Project Summary Neurodegenerative diseases such as Alzheimer’s disease cause a significant socioeconomic burden. These diseases manifest as protein plaques in the brain tissues. As of today, there are no available drugs to treat or prevent these diseases. For rational drug design, it is essential to understand the atomic details of the proteins involved in these plaques. To achieve this, researchers utilize structural biology methods such as electron cryomicroscopy (cryoEM), nuclear magnetic resonance, and X-ray crystallography. Neuropathologists isolate these plaques from post-mortem patient brain tissues and assess the disease for the presence of plaques. Then the samples are subjected to structural studies. Since 2017, a significant number of atomic structures of the protein molecules involved in the plaques have been reported. However, isolation of proteins from tissue samples is a bottleneck due to low yield, differences in the protein structures, and the presence of contaminants. The proteins in the plaques have a distinct arrangement in that they form a β-strand conformation and stack on top of each other along a helical axis. This arrangement gives rise to a unique property – they bind to molecules such as thioflavin and exhibit characteristic fluorescence emission. Such a property enables researchers to know the presence of protein plaques and quantify them in cellular models. Here, we propose to utilize the specificity of thioflavin to protein filaments of neuropathological plaques as a new method of plaque purification. The method combines the specificity of thioflavin to the protein filaments and affinity-based purification methods that are widely used to purify proteins. We propose that our method would enable researchers to extract and isolate protein filaments from brain tissues with much improved yields, fewer contaminants, and shorter processing times.
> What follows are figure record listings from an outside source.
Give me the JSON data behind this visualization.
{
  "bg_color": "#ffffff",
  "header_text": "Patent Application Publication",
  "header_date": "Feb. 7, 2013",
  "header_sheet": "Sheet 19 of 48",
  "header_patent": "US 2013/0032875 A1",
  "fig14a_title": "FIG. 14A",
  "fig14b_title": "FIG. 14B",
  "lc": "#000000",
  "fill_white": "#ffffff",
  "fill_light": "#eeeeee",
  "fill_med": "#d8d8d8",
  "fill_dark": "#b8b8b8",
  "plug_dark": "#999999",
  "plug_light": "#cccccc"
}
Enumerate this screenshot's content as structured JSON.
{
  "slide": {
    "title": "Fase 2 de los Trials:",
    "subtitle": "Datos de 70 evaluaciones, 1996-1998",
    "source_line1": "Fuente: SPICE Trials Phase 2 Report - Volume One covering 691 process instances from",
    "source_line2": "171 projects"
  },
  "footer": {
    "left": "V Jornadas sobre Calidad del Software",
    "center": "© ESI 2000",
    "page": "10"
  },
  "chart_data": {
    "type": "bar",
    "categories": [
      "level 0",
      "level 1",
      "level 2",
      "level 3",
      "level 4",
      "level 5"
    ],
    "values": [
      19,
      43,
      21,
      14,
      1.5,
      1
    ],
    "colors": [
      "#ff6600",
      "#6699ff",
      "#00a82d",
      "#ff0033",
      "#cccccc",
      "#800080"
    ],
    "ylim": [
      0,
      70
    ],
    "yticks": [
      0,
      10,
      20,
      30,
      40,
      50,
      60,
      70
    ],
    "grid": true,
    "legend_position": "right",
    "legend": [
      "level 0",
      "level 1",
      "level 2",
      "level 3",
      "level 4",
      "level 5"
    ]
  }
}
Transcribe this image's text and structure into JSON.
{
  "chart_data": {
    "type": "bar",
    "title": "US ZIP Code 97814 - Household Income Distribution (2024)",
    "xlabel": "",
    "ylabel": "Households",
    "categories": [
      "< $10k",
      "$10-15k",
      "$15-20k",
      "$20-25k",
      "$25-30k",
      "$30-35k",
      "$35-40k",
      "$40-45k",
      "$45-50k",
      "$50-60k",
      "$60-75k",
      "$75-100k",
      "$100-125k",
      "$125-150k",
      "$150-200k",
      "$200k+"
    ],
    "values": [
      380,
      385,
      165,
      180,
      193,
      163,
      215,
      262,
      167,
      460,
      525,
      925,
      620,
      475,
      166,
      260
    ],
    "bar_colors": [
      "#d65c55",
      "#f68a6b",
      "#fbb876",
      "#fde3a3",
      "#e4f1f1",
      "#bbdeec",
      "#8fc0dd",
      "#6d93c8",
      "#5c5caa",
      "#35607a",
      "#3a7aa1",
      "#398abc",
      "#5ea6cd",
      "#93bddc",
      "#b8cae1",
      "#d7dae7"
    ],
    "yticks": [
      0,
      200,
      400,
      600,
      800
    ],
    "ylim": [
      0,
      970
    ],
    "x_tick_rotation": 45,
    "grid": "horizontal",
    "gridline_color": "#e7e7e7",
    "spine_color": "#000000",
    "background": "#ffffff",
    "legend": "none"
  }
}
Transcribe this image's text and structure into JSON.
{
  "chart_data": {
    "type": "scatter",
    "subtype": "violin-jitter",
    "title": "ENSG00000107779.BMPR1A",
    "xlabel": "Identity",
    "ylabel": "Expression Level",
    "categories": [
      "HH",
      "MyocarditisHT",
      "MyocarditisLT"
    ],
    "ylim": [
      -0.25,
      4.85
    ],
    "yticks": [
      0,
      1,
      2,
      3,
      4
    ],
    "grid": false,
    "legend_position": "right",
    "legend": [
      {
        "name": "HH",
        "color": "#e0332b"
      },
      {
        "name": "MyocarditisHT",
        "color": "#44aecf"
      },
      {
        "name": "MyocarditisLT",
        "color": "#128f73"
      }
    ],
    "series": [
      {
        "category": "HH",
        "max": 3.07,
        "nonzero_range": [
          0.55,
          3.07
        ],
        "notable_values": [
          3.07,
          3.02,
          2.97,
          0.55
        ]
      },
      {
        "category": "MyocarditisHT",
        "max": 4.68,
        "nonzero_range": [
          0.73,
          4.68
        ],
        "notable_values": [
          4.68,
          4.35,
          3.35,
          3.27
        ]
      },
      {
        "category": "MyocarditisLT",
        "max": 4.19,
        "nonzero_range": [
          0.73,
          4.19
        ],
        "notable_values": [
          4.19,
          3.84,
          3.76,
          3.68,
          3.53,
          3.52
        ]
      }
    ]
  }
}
项目摘要 神经退行性疾病，如阿尔茨海默氏病，造成重大的社会经济负担。这些 疾病表现为脑组织中的蛋白质斑块。到今天为止，还没有可用的药物来治疗 或预防这些疾病。对于合理的药物设计，了解药物分子的原子细节是至关重要的。 与这些斑块有关的蛋白质。为了实现这一目标，研究人员利用结构生物学方法，如 电子低温显微镜（cryoEM）、核磁共振和X射线晶体学。 神经病理学家从死后病人的脑组织中分离出这些斑块， 斑块的存在。然后对样品进行结构研究。自2017年以来， 已经报道了斑块中涉及的蛋白质分子的原子结构的数量。然而，在这方面， 从组织样品中分离蛋白质是一个瓶颈，因为产量低，蛋白质结构的差异， 以及污染物的存在。斑块中的蛋白质有一种独特的排列方式， β-链构象并沿螺旋轴沿着彼此堆叠。这一安排引起了 一种独特的性质-它们与硫磺素等分子结合，并显示出特征性的荧光发射。 这种性质使研究人员能够知道蛋白质斑块的存在，并在细胞中对其进行定量。 模型在这里，我们建议利用硫磺素的特异性，以蛋白丝的神经病理 噬菌斑作为一种新的噬菌斑纯化方法。该方法结合了硫磺素的特异性， 蛋白丝和广泛用于纯化蛋白质的基于亲和性的纯化方法。我们提出 我们的方法将使研究人员能够从脑组织中提取和分离蛋白质丝， 产量大大提高，污染物更少，加工时间更短。